November 13, 2009

“Cyborg astronauts” could scan for life on Mars

U of C researcher Patrick McGuire (B.A. ’89) envisions a future where “cyborg astrobiologists,” astronauts equipped with high-tech headgear and software, scour the surface of Mars, electronically sifting through mountains of rocks and soil before being directed to only the most worthwhile samples.

McGuire is looking to reinvent the way researchers study other worlds by creating robots that can not only see, but independently analyze images and find patterns that might ultimately give clues to the existence of extraterrestrial life.

He hopes to apply the technology to astronauts’ spacesuits, resulting in cyborg spacefarers that can process visual stimuli the naked eye can’t.

These cyborg astronauts have the potential to make important discoveries in the field: In testing in the western U.S., McGuire’s system has been used to analyze small iron deposits in sedimentary rock, called redbeds, which McGuire says are sometimes caused by fungus-algae hybrids known as lichens.

Lichens that grow on the redbeds are “not obvious to the human eye,” McGuire said, but cyborgs might be a way to find these tiny signs of primitive life.

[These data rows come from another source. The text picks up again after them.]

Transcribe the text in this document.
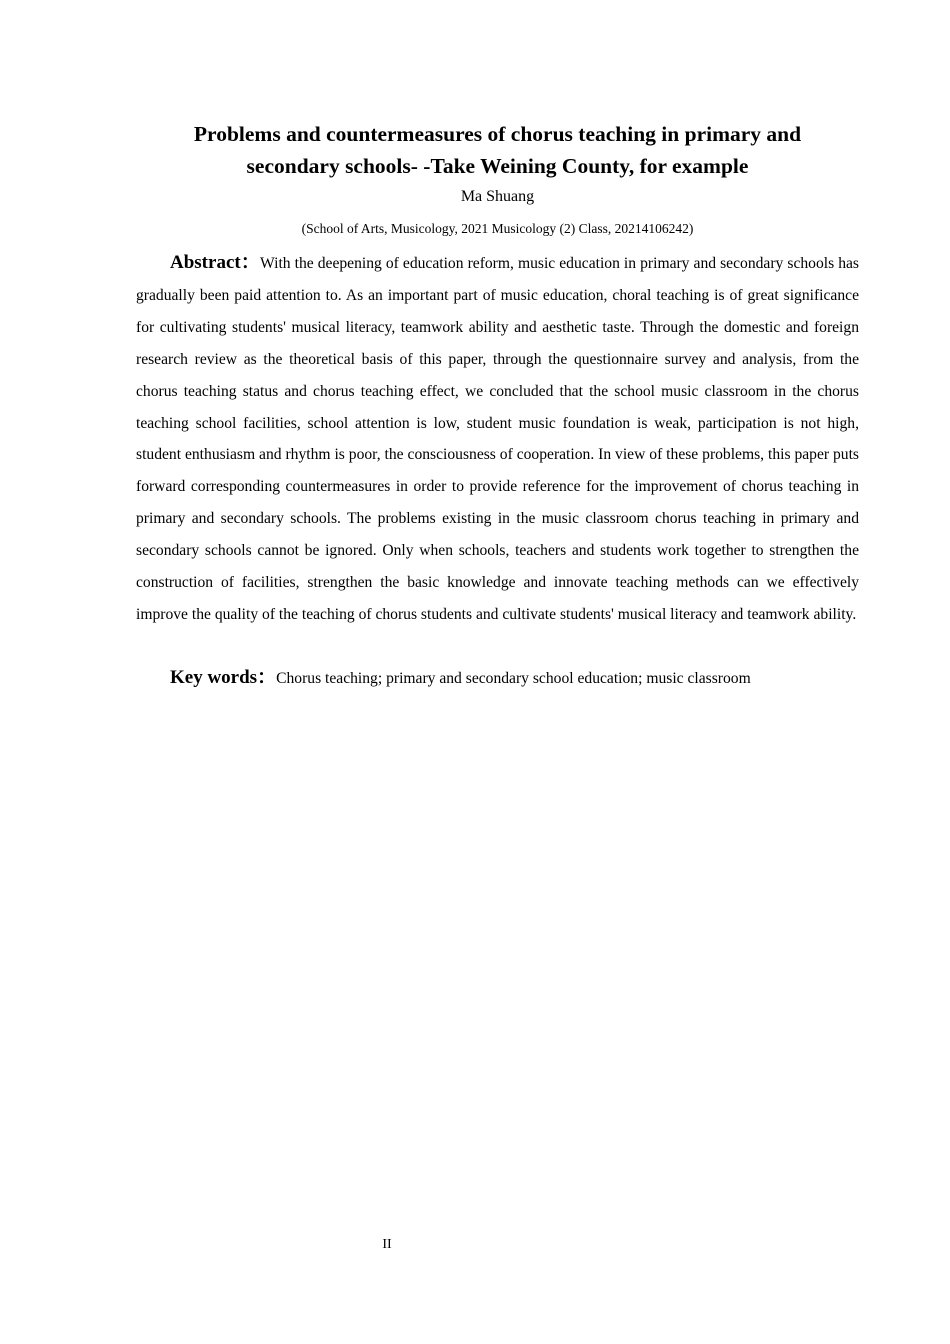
Problems and countermeasures of chorus teaching in primary and
secondary schools- -Take Weining County, for example
Ma Shuang
(School of Arts, Musicology, 2021 Musicology (2) Class, 20214106242)

Abstract：With the deepening of education reform, music education in primary and secondary schools has gradually been paid attention to. As an important part of music education, choral teaching is of great significance for cultivating students' musical literacy, teamwork ability and aesthetic taste. Through the domestic and foreign research review as the theoretical basis of this paper, through the questionnaire survey and analysis, from the chorus teaching status and chorus teaching effect, we concluded that the school music classroom in the chorus teaching school facilities, school attention is low, student music foundation is weak, participation is not high, student enthusiasm and rhythm is poor, the consciousness of cooperation. In view of these problems, this paper puts forward corresponding countermeasures in order to provide reference for the improvement of chorus teaching in primary and secondary schools. The problems existing in the music classroom chorus teaching in primary and secondary schools cannot be ignored. Only when schools, teachers and students work together to strengthen the construction of facilities, strengthen the basic knowledge and innovate teaching methods can we effectively improve the quality of the teaching of chorus students and cultivate students' musical literacy and teamwork ability.

Key words：Chorus teaching; primary and secondary school education; music classroom
II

Using a neural network developed by physicist John Hopfield, called a Hopfield Neural Network (HNN), McGuire’s system mimics biological sight by comparing new data with previously collected data. This way, McGuire’s robots can single out objects that are different from their surroundings.

A patch of land is recorded as an image and analyzed in layers of red, blue, and green using software McGuire developed himself. Numerical values are assigned to each color, which are transformed into values for hue, saturation, and intensity.

The HNN maps these averages onto distinct points in space and creates diagrams out of them. The computer breaks these images into similar areas, called segmentation maps.

If any points on the map differ from their surroundings, they show up on “uncommon maps,” which detect and highlight unique areas of coloring. From these uncommon maps, McGuire creates interest maps, which are the final product of the analysis.

In the past, astronomers have primarily launched unmanned robots, like the Mars rovers Spirit and Opportunity, to take photographs and soil samples, which are beamed back for earth-bound explorers to study. McGuire’s system allows a robot, or robot-assisted human explorer, to focus on areas more likely to merit further investigation. Though most maps created by HNN come from still pictures, McGuire hopes to apply his neural system to video, looking for significant changes in color over time as land is traversed using feedback loops, allowing the robots to “look at a series of images in real time,” McGuire said.

Because of the feedback, the novelty detection software has a memory of stored information based on what is has already seen. The AI system “takes the set of ones and zeros [assigned to the colors] and looks for other sets of ones and zeros that [are] similar to that,” McGuire said. “It’s a way to look for patterns that are familiar.”

Even before cyborg-astrobiologists become fully autonomous, astronauts could use this type of technology for planetary exploration. As of now, the system is a “wearable computer,” McGuire said, with the potential of becoming a semi-autonomous system functioning without human control.

The computer system includes a video camera, visor, keyboard, mouse, and long-lasting battery pack that all strap on to the user.

To develop the system, McGuire drew from his experience with neural networks that began with his undergraduate education at U of C. “I brought ideas, know-how, and technology” to create the cyborg system, he said. Past projects required him to be able to find points of interest in images, which helped him come up with the system of uncommon mapping.

Besides being used in space, McGuire said this technology could be used to study places with harsh and extreme environments on earth, such as the ocean floor and Antarctica.